Depuis des mois, de larges secteurs de la société syrienne ont rejoint la vague citoyenne porteuse d’espérance qui traverse le Maghreb et le Machrek sous le nom de «printemps arabe». Mais le printemps syrien a tourné au bain de sang terrible. Des milliers de manifestants pacifiques ont été tués par les forces de sécurité du régime de Bachar El Assad, qui n’a pas hésité à recourir aux bombardements de villes et de villages. Un nombre encore plus élevé de personnes ont été arrêtées et systématiquement torturées. Les droits humains fondamentaux, du droit à la vie à celui d’expression, sont massivement violés par les autorités syriennes dans un pays fermé à une information indépendante.
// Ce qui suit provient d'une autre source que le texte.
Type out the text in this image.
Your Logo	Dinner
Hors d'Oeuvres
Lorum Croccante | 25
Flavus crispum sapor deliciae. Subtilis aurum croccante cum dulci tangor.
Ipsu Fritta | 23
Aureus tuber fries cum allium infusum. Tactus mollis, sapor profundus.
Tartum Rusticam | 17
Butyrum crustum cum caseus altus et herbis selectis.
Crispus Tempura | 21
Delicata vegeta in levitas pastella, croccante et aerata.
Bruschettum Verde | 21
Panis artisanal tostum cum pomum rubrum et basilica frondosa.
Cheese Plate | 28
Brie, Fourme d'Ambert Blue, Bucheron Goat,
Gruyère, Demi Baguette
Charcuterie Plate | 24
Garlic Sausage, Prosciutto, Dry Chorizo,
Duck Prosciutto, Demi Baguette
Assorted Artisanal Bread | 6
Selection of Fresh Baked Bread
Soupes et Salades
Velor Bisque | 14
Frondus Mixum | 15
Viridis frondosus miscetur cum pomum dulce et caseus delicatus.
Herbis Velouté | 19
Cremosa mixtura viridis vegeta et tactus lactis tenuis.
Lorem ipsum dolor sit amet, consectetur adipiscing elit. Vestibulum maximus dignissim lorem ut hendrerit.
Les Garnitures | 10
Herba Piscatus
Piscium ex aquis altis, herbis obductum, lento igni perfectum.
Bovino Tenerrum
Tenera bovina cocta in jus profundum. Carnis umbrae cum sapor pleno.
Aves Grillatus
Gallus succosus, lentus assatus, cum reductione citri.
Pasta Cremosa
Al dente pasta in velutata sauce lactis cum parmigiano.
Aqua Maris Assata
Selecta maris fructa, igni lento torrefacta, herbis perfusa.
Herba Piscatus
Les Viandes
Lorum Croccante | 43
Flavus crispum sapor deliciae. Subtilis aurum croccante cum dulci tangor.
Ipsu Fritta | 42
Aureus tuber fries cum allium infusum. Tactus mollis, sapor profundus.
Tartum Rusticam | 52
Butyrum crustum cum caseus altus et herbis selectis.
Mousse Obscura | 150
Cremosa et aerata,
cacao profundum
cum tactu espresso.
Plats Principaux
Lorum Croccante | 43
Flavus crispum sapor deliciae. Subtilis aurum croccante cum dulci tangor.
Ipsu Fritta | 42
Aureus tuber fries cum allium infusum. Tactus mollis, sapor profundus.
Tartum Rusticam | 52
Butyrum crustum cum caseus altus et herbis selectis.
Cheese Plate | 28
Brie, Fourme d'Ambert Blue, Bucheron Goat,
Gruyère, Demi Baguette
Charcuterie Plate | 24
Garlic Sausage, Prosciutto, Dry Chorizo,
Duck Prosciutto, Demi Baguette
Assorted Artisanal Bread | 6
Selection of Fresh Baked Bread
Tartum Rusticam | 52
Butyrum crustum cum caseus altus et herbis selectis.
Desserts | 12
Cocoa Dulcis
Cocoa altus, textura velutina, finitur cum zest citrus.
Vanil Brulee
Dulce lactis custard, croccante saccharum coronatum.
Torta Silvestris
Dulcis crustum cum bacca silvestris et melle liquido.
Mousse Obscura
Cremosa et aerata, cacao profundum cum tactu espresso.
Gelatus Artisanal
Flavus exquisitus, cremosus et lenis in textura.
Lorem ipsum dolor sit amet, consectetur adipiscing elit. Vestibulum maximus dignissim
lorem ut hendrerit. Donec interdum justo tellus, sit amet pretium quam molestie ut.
Nous, signataires de cette déclaration tenons à exprimer notre condamnation de ces actes : il n’ya pas de justification possible pour cette guerre que le régime syrien livres ouvertement contre son propre peuple en toute impunité. Le régime syrien recourt au mensonge pour justifier la répression brutale de sa propre population. Comme tant d’autres fois, la dictature de Bachar El Assad agite à nouveau comme un épouvantail le danger de la division sectaire ou du terrorisme islamique, ou encore la fausse alternative entre la souveraineté et la dignité de l’État et les droits et libertés de ses citoyens . Cependant, il n’ya aucune indication qui permette de spéculer sur une ingérence externe dans les manifestations ou de faire valoir que les aspirations des citoyens syriens seraient différentes de celles que les autres citoyens arabes expriment dans leurs pays. Du Maroc à Bahreïn c’est essentiellement une seule et même revendication : un changement pacifique et radical qui instaure une véritable démocratie politique et protège et promeuve les droits sociaux et économiques de la majorité. Le fil rouge des nouvelles révoltes arabes de 2011-y compris en Syrie – est l’espoir collectif que les générations futures puissent grandir dans la liberté, en hommes et femmes protégés par le principe universel de la citoyenneté, et non comme des sujets soumis au pillage , à la terreur, à l’humiliation et à l’arbitraire de leurs dirigeants.
Est-ce que ce ne sont pas là nos propres aspirations, et celles de toute société ? Toutefois, de manière surprenante, alors que les hommes et des femmes de Syrie appellent à la solidarité et qu’ il semble justifié et nécessaire de la leur exprimer depuis l’Europe et l’Amérique latine, des secteurs de la gauche internationale, qui défendent dans leurs propres pays des projets d’émancipation auxquels nous nous identifions et que nous soutenons, alimentent des arguments visant à justifier la dictature syrienne, en se fondant sur des théories du complot et des stéréotypes idéologiques qui n’ont plus lieu d’avoir cours. Il n’y a pas de dictature “progressistes” et condamner de manière sélective les crimes de certains gouvernements en observant le silence sur ceux d’autres nous fait courir le risque de tomber dans le même « deux poids-deux mesures » que nous dénonçons chez nos dirigeants.
Compte tenu de l’inaction internationale, la société syrienne semble abandonnée à son sort. Nous connaissons bien les règles qui régissent le monde contemporain, ce sont celles qui permettent au Conseil de sécurité de l’ONU d’opposer son veto à la création d’un Etat palestinien et de condamner la répression du régime syrien. Les Arabes sont victimes du cynisme mercantile régissant les relations internationales, qui évalue au cas par cas quand il convient d’intervenir et quand cela ne convient pas, toujours en fonction d’ intérêts étrangers à ceux des populations concernées. Notre condamnation n’implique aucune demande d’ intervention militaire occidentale ni d’imposition d’un siège médiéval contre la population syrienne. Nous rejetons ouvertement, comme le font les Syriens eux-mêmes, qui luttent pour leur liberté, toute forme de pression militaire et de tutelle coloniale. Mais nous refusons d’accepter que rien ne puisse être fait par rapport à ce qui se passe en Syrie, que la passivité et le silence couvrent les crimes commis en Syrie.